Çizimlerin yaşı nasıl bulunuyor?
Mağara ve kaya resimlerinin yaşı radyometrik tarihleme ile bulunuyor. Radyokarbon tarihleme, siyah renk için kullanılan kömür gibi organik pigmentlerin yaşını bulmayı sağlarken, radyoaktif uranyum tarihleme toprak boyası gibi inorganik maddelerin yaşını bulmayı sağlıyor. Uranyum düzenli bir oranla toryuma bozunduğundan iki elementin oranını karşılaştırmak kayanın ve dolayısıyla üstündeki çizimin yaşını ortaya çıkarır.
İlk mağara resimleri
Bilinen en eski tarih öncesi sanatsal çizim bir mağaraya ait değil: 73.000 yıl önce Güney Afrika'da bir kaya yüzeyine çizilen bu çizgiler bilinen tüm mağara sanatlarından daha eskidir. Görünüşe göre birisi demir açısından zengin bir kayadan (okra) sivri uçlu bir parça aldı ve ucunu başka bir kayanın üzerine sürttü.

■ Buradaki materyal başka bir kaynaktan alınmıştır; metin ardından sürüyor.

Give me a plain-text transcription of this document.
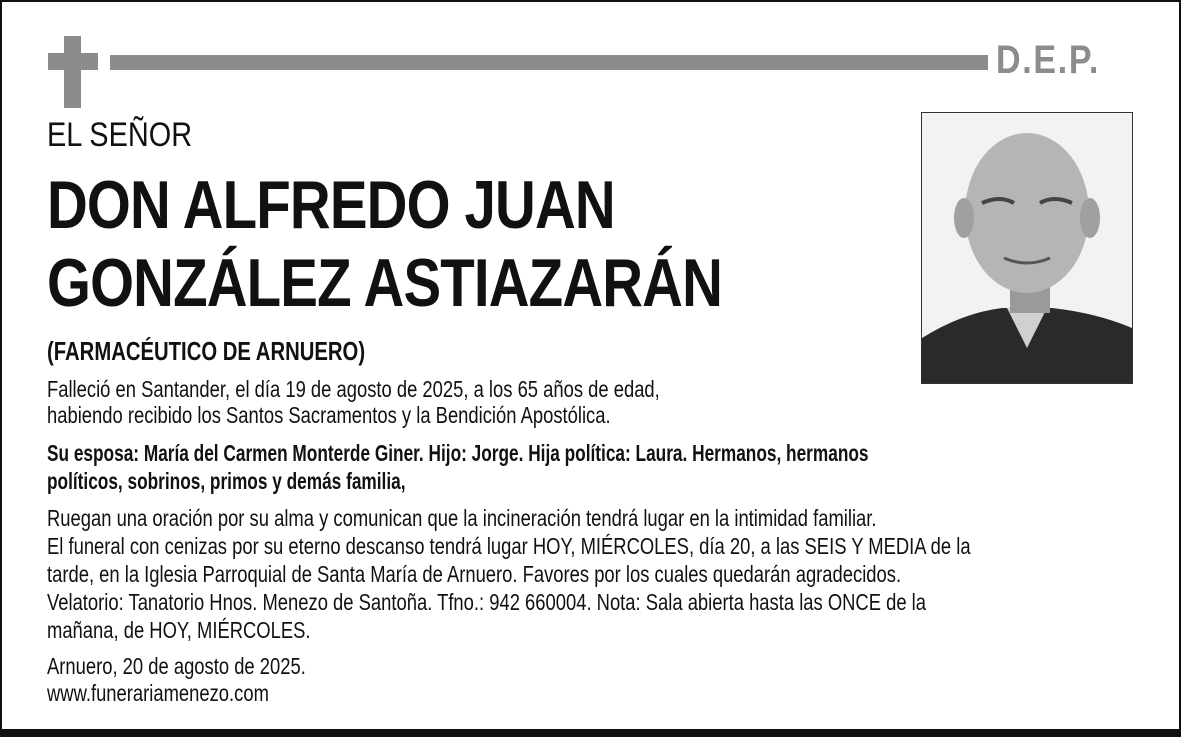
D.E.P.
EL SEÑOR
DON ALFREDO JUAN
GONZÁLEZ ASTIAZARÁN
(FARMACÉUTICO DE ARNUERO)
Falleció en Santander, el día 19 de agosto de 2025, a los 65 años de edad,
habiendo recibido los Santos Sacramentos y la Bendición Apostólica.
Su esposa: María del Carmen Monterde Giner. Hijo: Jorge. Hija política: Laura. Hermanos, hermanos
políticos, sobrinos, primos y demás familia,
Ruegan una oración por su alma y comunican que la incineración tendrá lugar en la intimidad familiar.
El funeral con cenizas por su eterno descanso tendrá lugar HOY, MIÉRCOLES, día 20, a las SEIS Y MEDIA de la
tarde, en la Iglesia Parroquial de Santa María de Arnuero. Favores por los cuales quedarán agradecidos.
Velatorio: Tanatorio Hnos. Menezo de Santoña. Tfno.: 942 660004. Nota: Sala abierta hasta las ONCE de la
mañana, de HOY, MIÉRCOLES.
Arnuero, 20 de agosto de 2025.
www.funerariamenezo.com
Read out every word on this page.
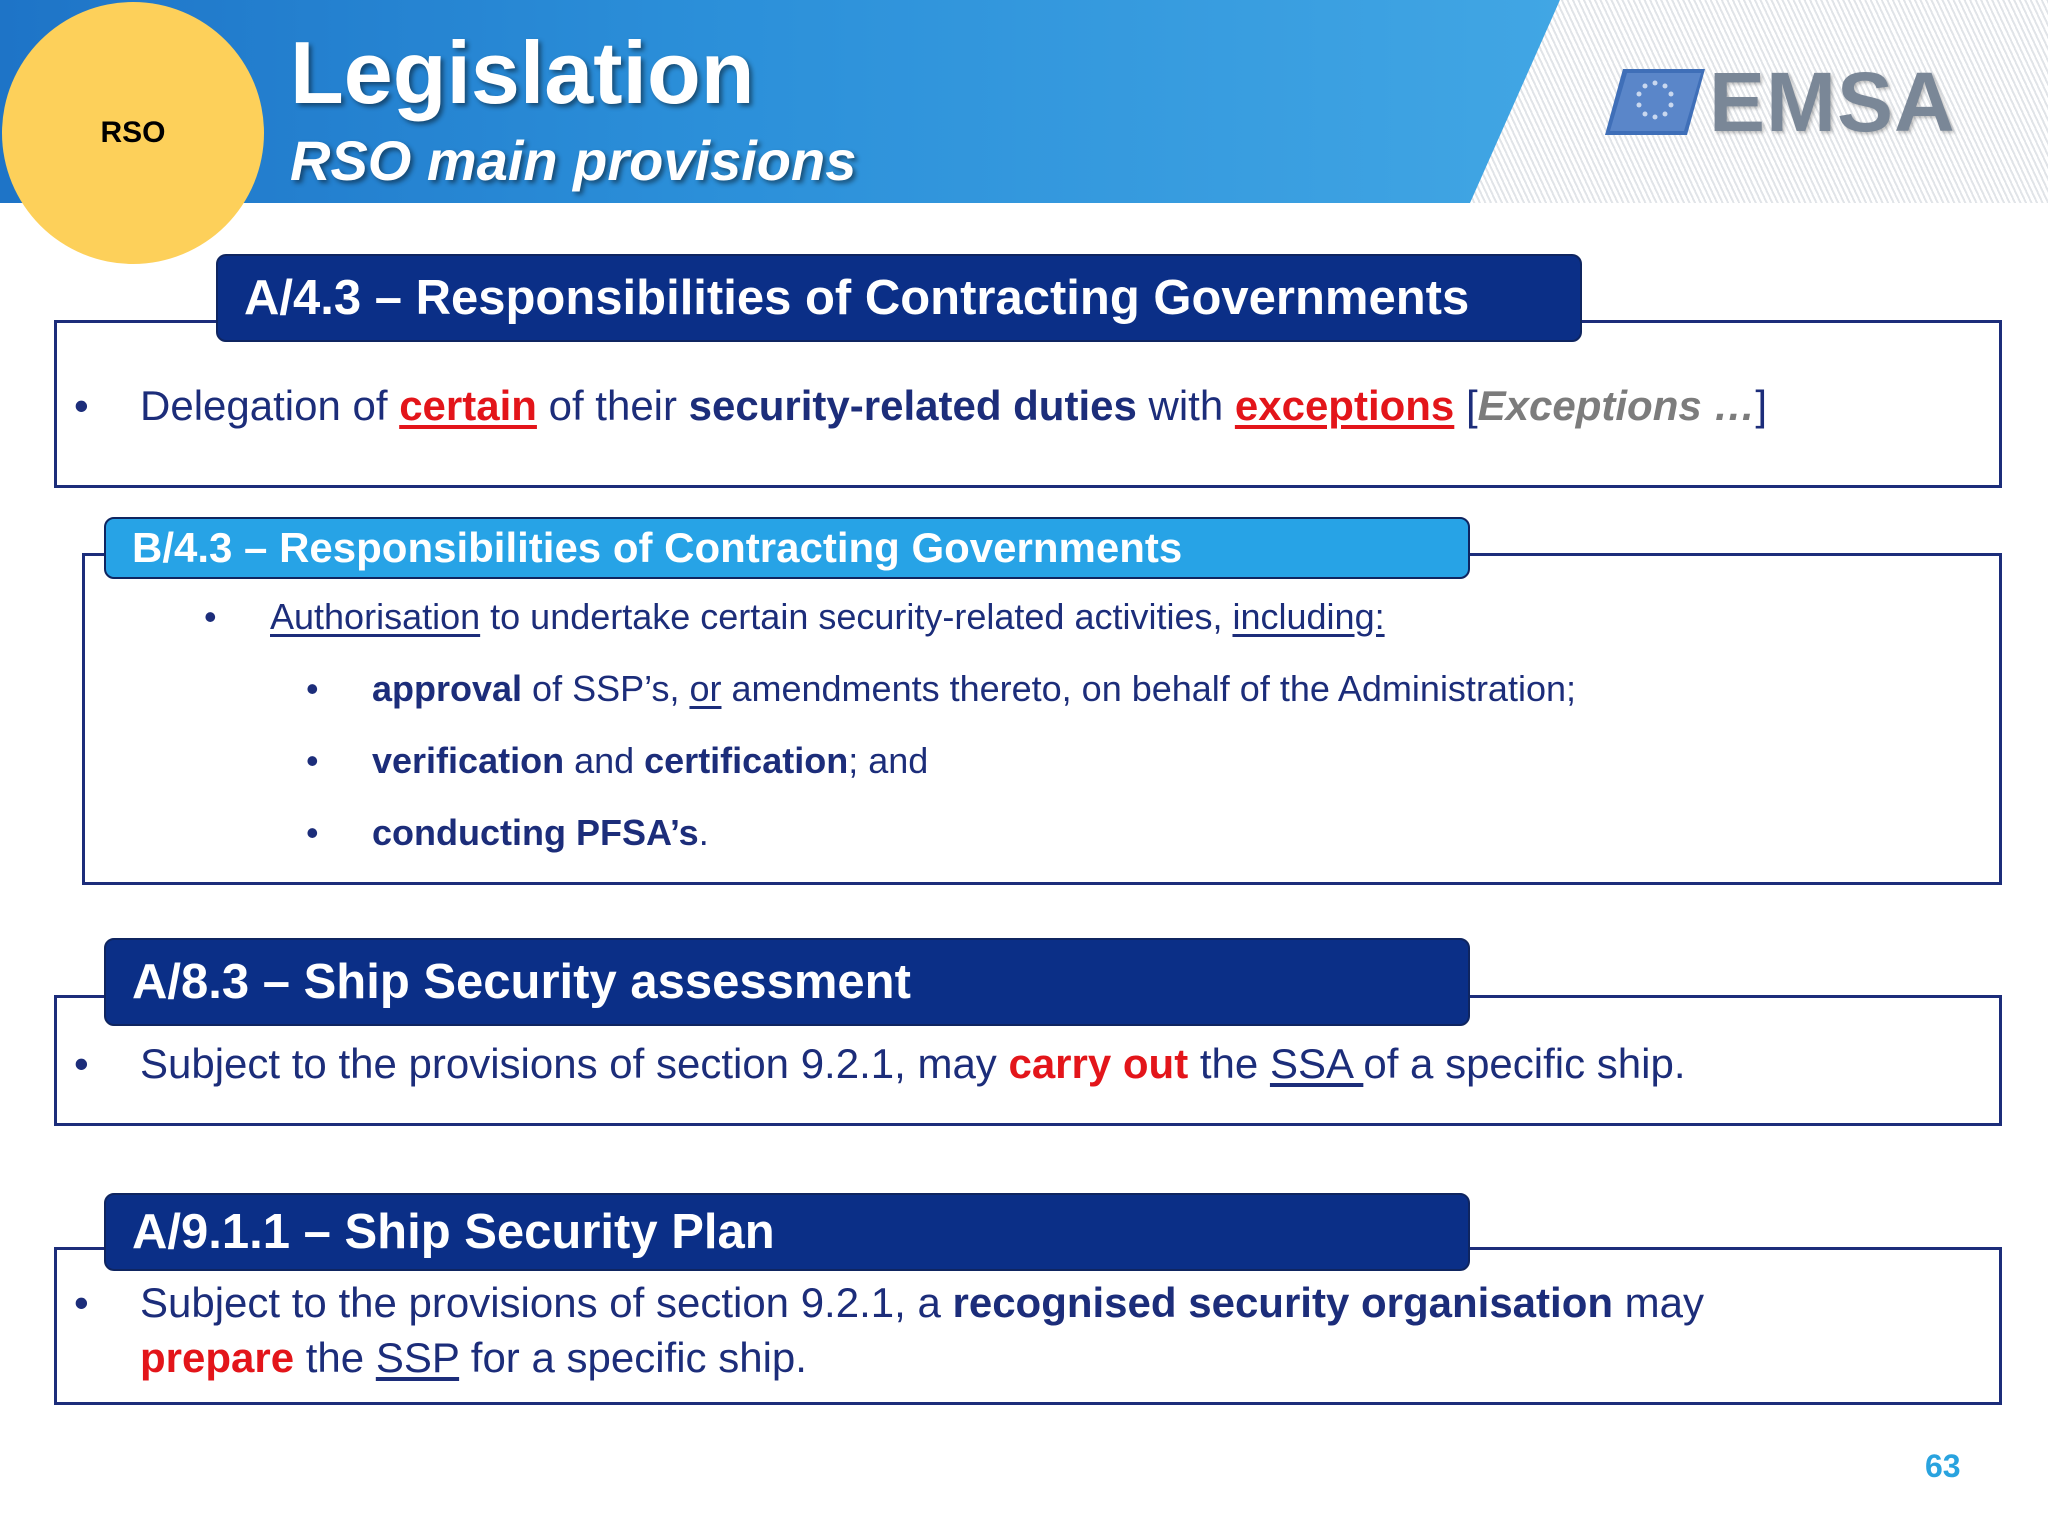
RSO
Legislation
RSO main provisions
EMSA
A/4.3 – Responsibilities of Contracting Governments
•	Delegation of certain of their security-related duties with exceptions [Exceptions …]
B/4.3 – Responsibilities of Contracting Governments
•	Authorisation to undertake certain security-related activities, including:
•	approval of SSP’s, or amendments thereto, on behalf of the Administration;
•	verification and certification; and
•	conducting PFSA’s.
A/8.3 – Ship Security assessment
•	Subject to the provisions of section 9.2.1, may carry out the SSA of a specific ship.
A/9.1.1 – Ship Security Plan
•	Subject to the provisions of section 9.2.1, a recognised security organisation may
prepare the SSP for a specific ship.
63
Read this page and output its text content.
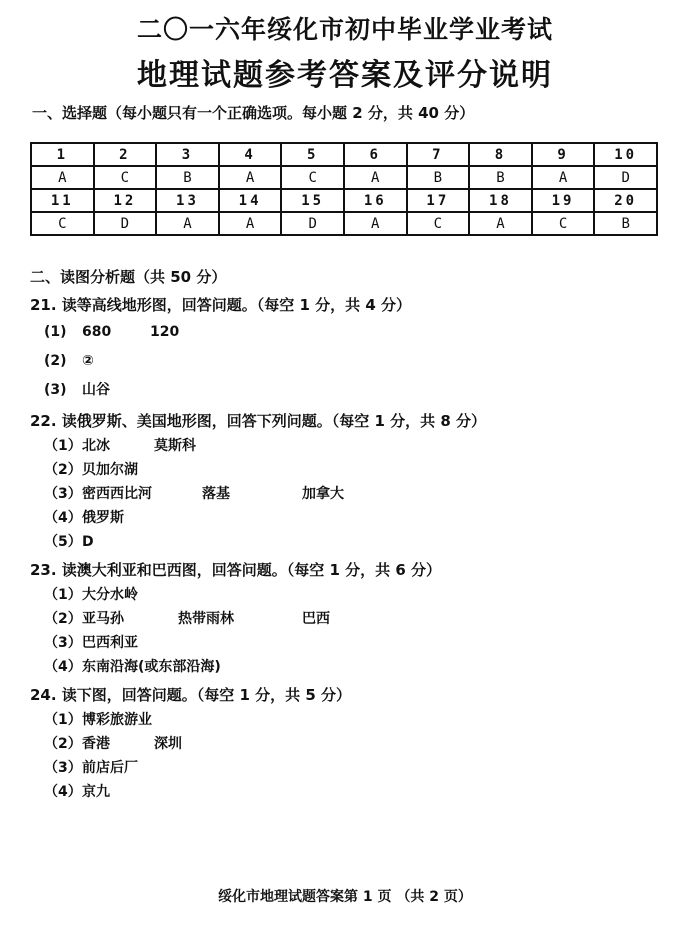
二〇一六年绥化市初中毕业学业考试
地理试题参考答案及评分说明
一、选择题（每小题只有一个正确选项。每小题 2 分，共 40 分）
1	2	3	4	5	6	7	8	9	10
A	C	B	A	C	A	B	B	A	D
11	12	13	14	15	16	17	18	19	20
C	D	A	A	D	A	C	A	C	B
二、读图分析题（共 50 分）
21. 读等高线地形图，回答问题。（每空 1 分，共 4 分）
(1) 680	120
(2) ②
(3) 山谷
22. 读俄罗斯、美国地形图，回答下列问题。（每空 1 分，共 8 分）
（1）北冰	莫斯科
（2）贝加尔湖
（3）密西西比河	落基	加拿大
（4）俄罗斯
（5）D
23. 读澳大利亚和巴西图，回答问题。（每空 1 分，共 6 分）
（1）大分水岭
（2）亚马孙	热带雨林	巴西
（3）巴西利亚
（4）东南沿海(或东部沿海)
24. 读下图，回答问题。（每空 1 分，共 5 分）
（1）博彩旅游业
（2）香港	深圳
（3）前店后厂
（4）京九
绥化市地理试题答案第 1 页 （共 2 页）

Bununla birlikte mağara duvarlarına yapılan çizimler daha iyi korunmuştur ve yeni çizimlere doğru gidildikçe insanın sanatsal evrimini görme şansı sunar. 2018 yılında keşfedilen en eski mağara resimleri İspanya'nın La Pasiega, Maltravieso ve Ardales mağaralarında bulundu. En az 64.000 yıl önce Neandertaller tarafından yapılmıştır ve diğer ilk mağara sanatları gibi soyutlardır. Bu mağaralarda merdiven benzeri çizgiler, el kalıpları ve aşıboyası ile süslenmiş dikit yapı çizimleri keşfedildi.
Homo sapiens ile üremiş arkaik bir insan alt türü olan Neandertallerin bu sanat çizimlerini özel buldukları bir yere yaptıkları düşünülüyor. El kalıplarının çoğunun mağaranın ulaşılması zor küçük girintilerinde olması, onları yapan kişinin boyayı ve ışığı mağaraya girmeden önce hazırladığını gösteriyor. Yani tüm çaba planlıdır.
İşaretlerse dikkat çekicidir çünkü antik insanların sembolik düşünceler geliştirmeye başladığını gösterir. Tarih öncesi mağara resimlerinin önemi aslında eski insanların sanat yapabildiği değil sembolizm ile uğramış olmaları ve bu yüzden muhtemelen bir konuşma diline sahip olduklarıdır.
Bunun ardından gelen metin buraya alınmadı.